Angelo Narducci, dal 1969 al 1984, fa di Avvenire il filo che lega i cattolici italiani. Un legame che realizza per mezzo delle sole parole. E anche se sono cosa povera le parole in una società che segue i miraggi, con il suo Avvenire dichiarava: «Noi ci ostiniamo a lavorare come artigiani sulla parola, perché sia onesta, perché non tradisca, perché corra, in qualche modo liberante, sulle labbra e nasca da coscienze illuminate, severe, semplici. Non cerchiamo il successo, ma interlocutori. Quella cosa povera che sono le parole vogliamo che sia la nostra grande ricchezza, la grande ricchezza dell’uomo» (Avvenire, 15 novembre 1970).
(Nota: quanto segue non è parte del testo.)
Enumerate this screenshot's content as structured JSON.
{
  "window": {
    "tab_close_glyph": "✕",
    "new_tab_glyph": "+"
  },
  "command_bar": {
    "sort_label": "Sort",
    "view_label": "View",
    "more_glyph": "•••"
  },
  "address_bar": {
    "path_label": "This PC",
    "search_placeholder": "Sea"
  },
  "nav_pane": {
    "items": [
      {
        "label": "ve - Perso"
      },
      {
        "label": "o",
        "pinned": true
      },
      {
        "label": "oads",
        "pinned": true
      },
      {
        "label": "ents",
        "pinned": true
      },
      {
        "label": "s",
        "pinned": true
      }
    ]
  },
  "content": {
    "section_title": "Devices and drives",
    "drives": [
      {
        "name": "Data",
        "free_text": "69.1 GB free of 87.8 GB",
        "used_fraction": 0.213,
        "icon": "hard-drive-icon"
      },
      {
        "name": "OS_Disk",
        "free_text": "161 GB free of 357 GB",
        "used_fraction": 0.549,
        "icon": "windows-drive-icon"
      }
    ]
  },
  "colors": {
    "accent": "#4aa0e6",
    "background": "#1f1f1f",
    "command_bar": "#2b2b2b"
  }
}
I due premi Angelo Narducci
Sin dal 1975 si celebra a Lerici, la città costiera della provincia di La Spezia, la Festa di Avvenire in cui, dal 1989, viene assegnato il Premio Angelo Narducci a eminenti personalità della comunicazione e della cultura che si sono distinte nell’anno per una informazione con l’anima per una civiltà dell’amore. La festa nacque per volontà dell’allora parroco don Franco Ricciardi aiutato da un gruppo di laici dediti alla diffusione della buona stampa ed è stata portata avanti ininterrottamente anche grazie al successore don Carlo Ricciardi.
Si svolge l’ultima settimana di luglio nel parco giochi adiacente la chiesa parrocchiale di San Francesco il cui programma prevede cene, dibattiti a tema, momenti di approfondimenti, una giornata sacerdotale e una vocazionale; infine, da quando il direttore di Avvenire è scomparso, l’assegnazione del Premio Narducci.
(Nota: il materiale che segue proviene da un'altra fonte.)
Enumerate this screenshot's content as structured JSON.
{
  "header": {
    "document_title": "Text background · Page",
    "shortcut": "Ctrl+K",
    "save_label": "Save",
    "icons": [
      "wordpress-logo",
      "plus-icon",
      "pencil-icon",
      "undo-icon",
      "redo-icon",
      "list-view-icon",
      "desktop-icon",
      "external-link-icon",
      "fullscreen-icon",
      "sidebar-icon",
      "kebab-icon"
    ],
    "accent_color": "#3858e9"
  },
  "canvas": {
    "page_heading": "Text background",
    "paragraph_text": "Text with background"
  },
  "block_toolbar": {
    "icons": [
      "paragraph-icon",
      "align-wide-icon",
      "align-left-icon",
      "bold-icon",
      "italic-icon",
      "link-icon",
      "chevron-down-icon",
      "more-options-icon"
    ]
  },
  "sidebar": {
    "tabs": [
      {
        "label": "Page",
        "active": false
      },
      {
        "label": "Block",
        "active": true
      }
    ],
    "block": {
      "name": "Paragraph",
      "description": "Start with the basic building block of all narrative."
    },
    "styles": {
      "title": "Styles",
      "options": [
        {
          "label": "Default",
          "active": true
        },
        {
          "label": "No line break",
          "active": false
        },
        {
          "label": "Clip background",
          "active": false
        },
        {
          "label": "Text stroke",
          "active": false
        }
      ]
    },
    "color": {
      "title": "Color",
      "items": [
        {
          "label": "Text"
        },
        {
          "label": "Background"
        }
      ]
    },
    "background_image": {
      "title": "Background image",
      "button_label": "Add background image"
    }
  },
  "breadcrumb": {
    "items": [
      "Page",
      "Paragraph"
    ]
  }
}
Nel corso degli anni i premiati sono stati: cardinale Ersilio Tonini ed Egidio Banti nel 1989, Gigi De Fabiani (1990), Piero Lugaro (1991), Mario Agnes (1992), Pier Giorgio Liverani (1993), Gianfranco Ravasi (1994), Vittorio Citterich (1995), Luigi Accattoli (1996), monsignor Francesco Ceriotti (1997), monsignor Giuseppe Cacciami (1998), Ettore Bernabei (1999), Mario Agnes (2000), Andrea Riccardi (2001), Pupi Avati (2002), Giuseppe De Rita (2003),Giuseppe De Carli (2004), Gigi De Fabiani (2005), monsignor Giancarlo Maria Bregantini(2006), padre Federico Lombardi (2007), l’ex direttore di Avvenire Dino Boffo (2008), infine l’attrice Claudia Koll (2009).
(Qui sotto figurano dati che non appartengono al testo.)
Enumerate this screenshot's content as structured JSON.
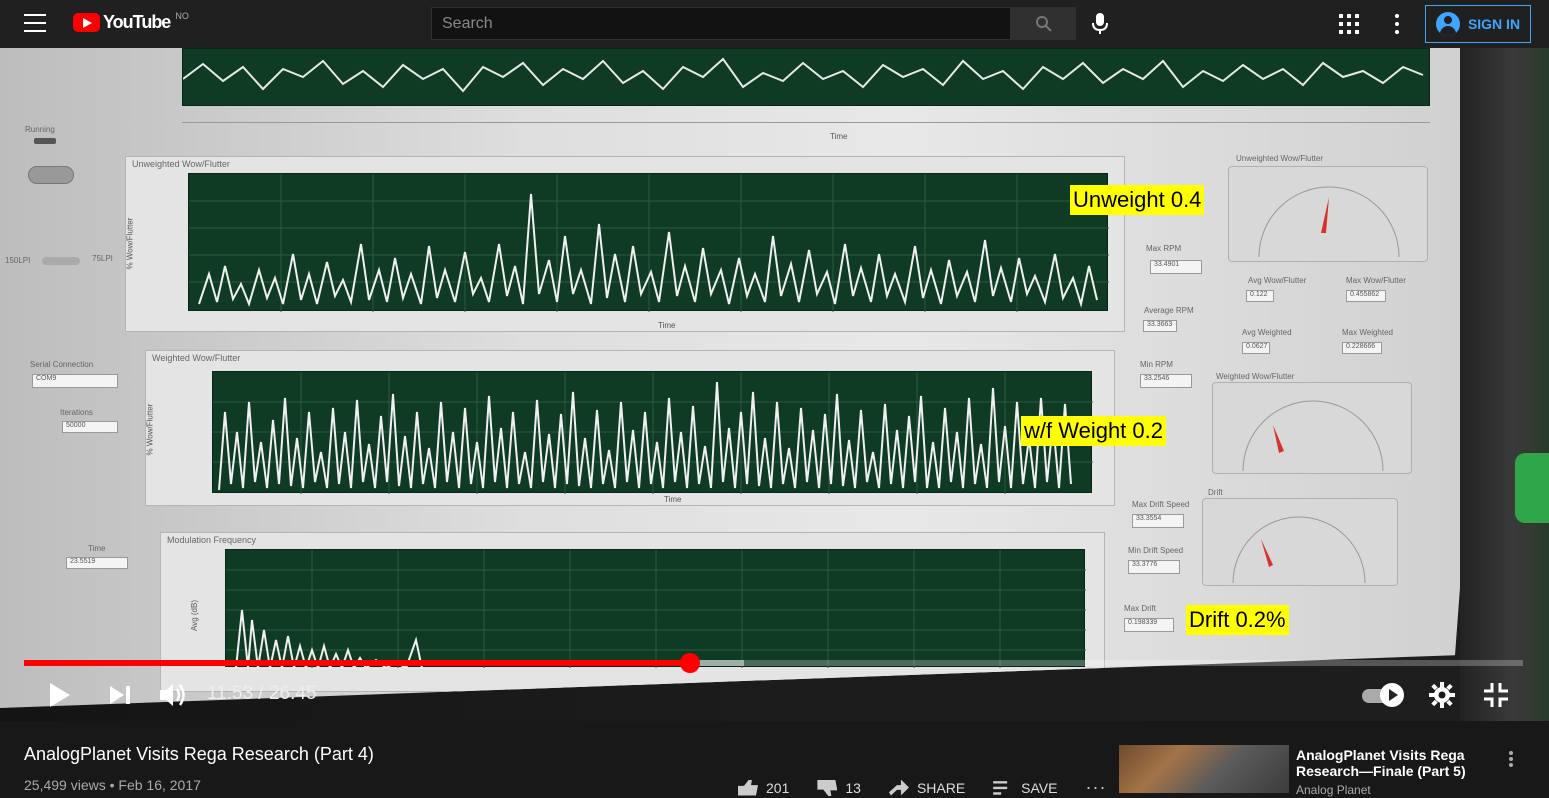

Altro premio, sempre dedicato a Narducci, è lo Zirè d’oro che viene assegnato a L'Aquila la prima settimana di aprile ogni anno dal 2000. La manifestazione è organizzata dall’Istituto di Abruzzesistica e Dialettologia, e riguarda due sezioni: il premio ai personaggi dell’anno ed il premio letterario nazionale di poesia e narrativa, in lingua e in dialetto. Nell’edizione del 2008 i premi come personaggi dell’anno sono stati assegnati, tra gli altri, alle seguenti personalità abruzzesi, nei rispettivi campi: Ottaviano Del Turco, presidente della Regione Abruzzo (politica), Vittoriano Esposito e Carlo De Matteis (saggistica), Sandro Arduini (arte), Goffredo Palmerini (rapporti con il mondo dell’emigrazione), Francesco Rivera (poesia, alla carriera).
L’edizione 2009 benché dovesse essere l’occasione per ricordare il venticinquesimo dalla scomparsa di Narducci, a causa del terremoto del 6 aprile, non è stata celebrata.